Flow at school, part 1

"Again, the importance of personally taking control of the direction of learning from the very first steps cannot be stressed enough. If a person feels coerced to read a certain book, to follow a given course because that is supposed to be the way to do it, learning will go against the grain. But if the decision is to take that same route because of an inner feeling of rightness, the learning will be effortless and enjoyable."
                                                             -Mihaly Csikszentmihalyi, Flow

Wow. This guy just nailed it.

If we don't focus on this essential first step, student autonomy and buy-in (and meaningful standards), the whole process becomes unpleasant and ineffective.

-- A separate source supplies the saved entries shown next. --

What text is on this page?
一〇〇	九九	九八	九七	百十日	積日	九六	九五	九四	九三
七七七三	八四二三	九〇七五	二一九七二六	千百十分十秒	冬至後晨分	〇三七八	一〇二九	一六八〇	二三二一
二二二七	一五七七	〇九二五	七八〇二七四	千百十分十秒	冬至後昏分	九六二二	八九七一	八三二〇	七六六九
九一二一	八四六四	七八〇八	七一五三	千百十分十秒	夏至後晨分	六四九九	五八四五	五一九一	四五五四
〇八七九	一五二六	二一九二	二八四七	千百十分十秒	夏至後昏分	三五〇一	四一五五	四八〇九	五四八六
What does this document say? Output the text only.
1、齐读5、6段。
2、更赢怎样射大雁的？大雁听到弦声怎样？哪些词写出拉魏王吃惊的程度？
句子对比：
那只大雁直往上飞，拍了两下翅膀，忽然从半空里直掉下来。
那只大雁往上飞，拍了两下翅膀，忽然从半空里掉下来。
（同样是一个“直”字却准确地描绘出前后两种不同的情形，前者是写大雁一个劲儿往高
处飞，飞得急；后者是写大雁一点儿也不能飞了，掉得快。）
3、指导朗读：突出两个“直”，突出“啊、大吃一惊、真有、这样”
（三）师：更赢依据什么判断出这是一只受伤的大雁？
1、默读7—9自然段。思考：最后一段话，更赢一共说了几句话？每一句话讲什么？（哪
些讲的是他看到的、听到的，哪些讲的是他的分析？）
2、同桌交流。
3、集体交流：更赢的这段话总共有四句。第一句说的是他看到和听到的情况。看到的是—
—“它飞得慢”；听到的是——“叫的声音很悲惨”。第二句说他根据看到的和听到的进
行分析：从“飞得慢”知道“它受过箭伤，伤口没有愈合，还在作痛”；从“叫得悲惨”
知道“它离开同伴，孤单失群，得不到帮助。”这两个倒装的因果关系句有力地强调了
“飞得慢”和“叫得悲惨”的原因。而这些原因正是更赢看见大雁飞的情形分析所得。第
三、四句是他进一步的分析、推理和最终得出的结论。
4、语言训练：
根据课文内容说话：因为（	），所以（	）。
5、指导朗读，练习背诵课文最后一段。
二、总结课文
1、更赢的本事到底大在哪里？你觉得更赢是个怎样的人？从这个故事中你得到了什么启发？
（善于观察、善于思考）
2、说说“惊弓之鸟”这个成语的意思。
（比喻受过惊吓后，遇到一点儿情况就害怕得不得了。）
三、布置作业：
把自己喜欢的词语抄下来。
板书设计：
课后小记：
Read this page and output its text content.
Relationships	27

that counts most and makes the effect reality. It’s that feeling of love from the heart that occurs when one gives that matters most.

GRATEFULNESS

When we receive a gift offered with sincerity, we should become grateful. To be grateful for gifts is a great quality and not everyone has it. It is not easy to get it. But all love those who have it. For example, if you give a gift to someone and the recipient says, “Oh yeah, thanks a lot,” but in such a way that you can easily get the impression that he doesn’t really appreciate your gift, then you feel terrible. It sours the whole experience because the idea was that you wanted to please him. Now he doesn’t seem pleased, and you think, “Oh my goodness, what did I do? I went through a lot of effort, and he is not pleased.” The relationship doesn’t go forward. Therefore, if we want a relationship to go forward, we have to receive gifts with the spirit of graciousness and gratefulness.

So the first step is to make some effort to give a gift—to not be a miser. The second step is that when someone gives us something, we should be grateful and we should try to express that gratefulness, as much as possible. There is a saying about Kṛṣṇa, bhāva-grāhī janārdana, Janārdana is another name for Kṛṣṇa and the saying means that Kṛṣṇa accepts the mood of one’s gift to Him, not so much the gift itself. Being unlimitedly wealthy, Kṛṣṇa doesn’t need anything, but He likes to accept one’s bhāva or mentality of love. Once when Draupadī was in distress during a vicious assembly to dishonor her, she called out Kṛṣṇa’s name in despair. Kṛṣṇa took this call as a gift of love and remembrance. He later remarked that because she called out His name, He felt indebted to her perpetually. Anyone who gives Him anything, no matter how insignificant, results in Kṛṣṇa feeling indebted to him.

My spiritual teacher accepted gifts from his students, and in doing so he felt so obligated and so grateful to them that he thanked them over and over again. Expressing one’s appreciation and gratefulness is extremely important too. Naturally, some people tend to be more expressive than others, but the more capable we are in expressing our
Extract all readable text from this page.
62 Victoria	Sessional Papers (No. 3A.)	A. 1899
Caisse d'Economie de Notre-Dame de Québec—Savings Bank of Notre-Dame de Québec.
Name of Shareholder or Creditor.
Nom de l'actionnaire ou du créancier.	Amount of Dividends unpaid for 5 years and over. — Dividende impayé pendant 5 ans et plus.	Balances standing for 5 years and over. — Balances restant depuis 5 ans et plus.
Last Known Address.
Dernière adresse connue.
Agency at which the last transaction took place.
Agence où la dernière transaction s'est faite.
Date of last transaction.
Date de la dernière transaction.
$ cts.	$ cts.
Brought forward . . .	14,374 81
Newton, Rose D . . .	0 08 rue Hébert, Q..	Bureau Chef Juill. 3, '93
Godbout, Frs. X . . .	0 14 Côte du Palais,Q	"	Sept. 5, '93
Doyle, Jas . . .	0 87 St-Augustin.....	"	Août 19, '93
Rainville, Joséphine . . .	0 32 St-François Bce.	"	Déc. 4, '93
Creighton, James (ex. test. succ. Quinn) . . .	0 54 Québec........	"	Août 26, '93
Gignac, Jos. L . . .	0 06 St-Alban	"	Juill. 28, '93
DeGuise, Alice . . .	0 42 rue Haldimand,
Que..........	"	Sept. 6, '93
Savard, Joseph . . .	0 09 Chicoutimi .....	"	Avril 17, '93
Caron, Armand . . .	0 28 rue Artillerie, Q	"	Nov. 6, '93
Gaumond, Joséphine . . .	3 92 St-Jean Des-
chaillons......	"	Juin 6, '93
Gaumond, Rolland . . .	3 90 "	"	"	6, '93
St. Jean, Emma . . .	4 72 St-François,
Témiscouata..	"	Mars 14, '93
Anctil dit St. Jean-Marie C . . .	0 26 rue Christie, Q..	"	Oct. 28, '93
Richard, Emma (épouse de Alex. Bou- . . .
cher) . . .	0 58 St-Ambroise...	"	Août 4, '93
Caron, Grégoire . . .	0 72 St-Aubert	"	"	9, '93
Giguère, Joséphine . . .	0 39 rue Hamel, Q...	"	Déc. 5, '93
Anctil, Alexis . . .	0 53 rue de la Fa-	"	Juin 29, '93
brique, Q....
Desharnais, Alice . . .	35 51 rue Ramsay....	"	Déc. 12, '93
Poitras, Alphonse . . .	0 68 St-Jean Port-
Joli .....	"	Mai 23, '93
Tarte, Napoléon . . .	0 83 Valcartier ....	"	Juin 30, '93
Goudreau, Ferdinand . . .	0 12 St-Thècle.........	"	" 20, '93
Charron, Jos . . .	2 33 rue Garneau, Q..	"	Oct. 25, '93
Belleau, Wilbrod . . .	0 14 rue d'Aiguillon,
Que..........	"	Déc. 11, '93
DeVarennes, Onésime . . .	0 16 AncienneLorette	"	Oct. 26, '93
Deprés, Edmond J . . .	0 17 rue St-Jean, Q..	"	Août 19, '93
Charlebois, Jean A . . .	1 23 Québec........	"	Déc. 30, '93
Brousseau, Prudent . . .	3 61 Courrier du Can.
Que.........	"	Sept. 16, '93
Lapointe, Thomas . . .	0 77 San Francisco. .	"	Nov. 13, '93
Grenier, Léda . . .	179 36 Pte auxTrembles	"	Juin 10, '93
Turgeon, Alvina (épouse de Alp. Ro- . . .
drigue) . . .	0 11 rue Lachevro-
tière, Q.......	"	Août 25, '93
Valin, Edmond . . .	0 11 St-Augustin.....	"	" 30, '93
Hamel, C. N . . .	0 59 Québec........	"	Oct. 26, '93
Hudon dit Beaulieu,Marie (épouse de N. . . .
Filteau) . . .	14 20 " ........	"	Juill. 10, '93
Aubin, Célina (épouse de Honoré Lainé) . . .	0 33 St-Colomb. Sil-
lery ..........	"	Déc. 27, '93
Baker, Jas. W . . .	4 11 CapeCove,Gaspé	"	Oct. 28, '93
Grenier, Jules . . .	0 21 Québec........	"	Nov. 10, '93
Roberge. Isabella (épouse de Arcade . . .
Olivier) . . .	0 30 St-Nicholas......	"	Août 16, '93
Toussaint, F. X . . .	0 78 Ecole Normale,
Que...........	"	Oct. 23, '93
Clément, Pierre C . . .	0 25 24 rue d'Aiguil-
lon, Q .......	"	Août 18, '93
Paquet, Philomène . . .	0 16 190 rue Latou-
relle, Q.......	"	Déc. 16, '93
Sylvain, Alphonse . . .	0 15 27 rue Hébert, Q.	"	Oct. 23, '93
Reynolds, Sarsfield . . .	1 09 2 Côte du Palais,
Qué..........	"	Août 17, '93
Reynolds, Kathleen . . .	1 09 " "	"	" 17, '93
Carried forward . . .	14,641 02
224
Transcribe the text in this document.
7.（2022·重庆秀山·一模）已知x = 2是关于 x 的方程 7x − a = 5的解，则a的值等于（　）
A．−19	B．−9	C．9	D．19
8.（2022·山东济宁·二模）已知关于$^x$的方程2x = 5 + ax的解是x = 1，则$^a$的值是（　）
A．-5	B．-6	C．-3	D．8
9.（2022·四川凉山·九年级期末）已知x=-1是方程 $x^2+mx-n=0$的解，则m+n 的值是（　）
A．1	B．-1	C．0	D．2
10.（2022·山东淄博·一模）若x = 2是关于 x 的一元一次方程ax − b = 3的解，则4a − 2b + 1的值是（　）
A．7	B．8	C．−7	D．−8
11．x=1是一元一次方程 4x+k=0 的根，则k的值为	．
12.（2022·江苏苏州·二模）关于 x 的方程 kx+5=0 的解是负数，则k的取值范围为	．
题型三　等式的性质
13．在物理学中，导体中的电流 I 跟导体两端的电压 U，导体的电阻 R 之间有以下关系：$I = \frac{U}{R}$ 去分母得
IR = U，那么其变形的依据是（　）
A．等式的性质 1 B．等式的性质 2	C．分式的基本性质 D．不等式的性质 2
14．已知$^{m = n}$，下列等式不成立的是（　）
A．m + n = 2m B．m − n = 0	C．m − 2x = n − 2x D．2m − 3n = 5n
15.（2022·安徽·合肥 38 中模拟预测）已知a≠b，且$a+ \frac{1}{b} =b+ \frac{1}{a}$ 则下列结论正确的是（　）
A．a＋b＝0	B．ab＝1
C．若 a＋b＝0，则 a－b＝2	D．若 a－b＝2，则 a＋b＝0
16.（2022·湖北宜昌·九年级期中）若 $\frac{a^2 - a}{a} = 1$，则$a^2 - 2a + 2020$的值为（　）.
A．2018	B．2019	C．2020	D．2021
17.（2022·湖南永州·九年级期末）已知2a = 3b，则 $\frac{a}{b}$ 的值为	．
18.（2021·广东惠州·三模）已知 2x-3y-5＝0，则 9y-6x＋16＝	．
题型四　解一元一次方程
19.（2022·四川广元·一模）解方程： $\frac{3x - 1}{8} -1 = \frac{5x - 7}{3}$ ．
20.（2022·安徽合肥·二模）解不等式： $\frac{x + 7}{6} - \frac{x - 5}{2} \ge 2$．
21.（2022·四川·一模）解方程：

This quote is from the chapter on the joys of mental pursuits, and in its closing section, he sums it up:
"Many people give up on learning after they leave school because thirteen or fourteen years of extrinsically motivated education is still a source of unpleasant memories. Their attention has been manipulated long enough from the outside by textbooks and teachers, and they have counted graduation as the first day of freedom."
And the end result of all this? Not only will they miss out on the joy of learning, "But a person who forgoes the use of his symbolic skills is never really free. His thinking will be directed by his neighbours, by the editorials in the papers, and by the appeals of television. he will be at the mercy of 'experts.'"

There's a lot at stake here. Radical change in education is long past due.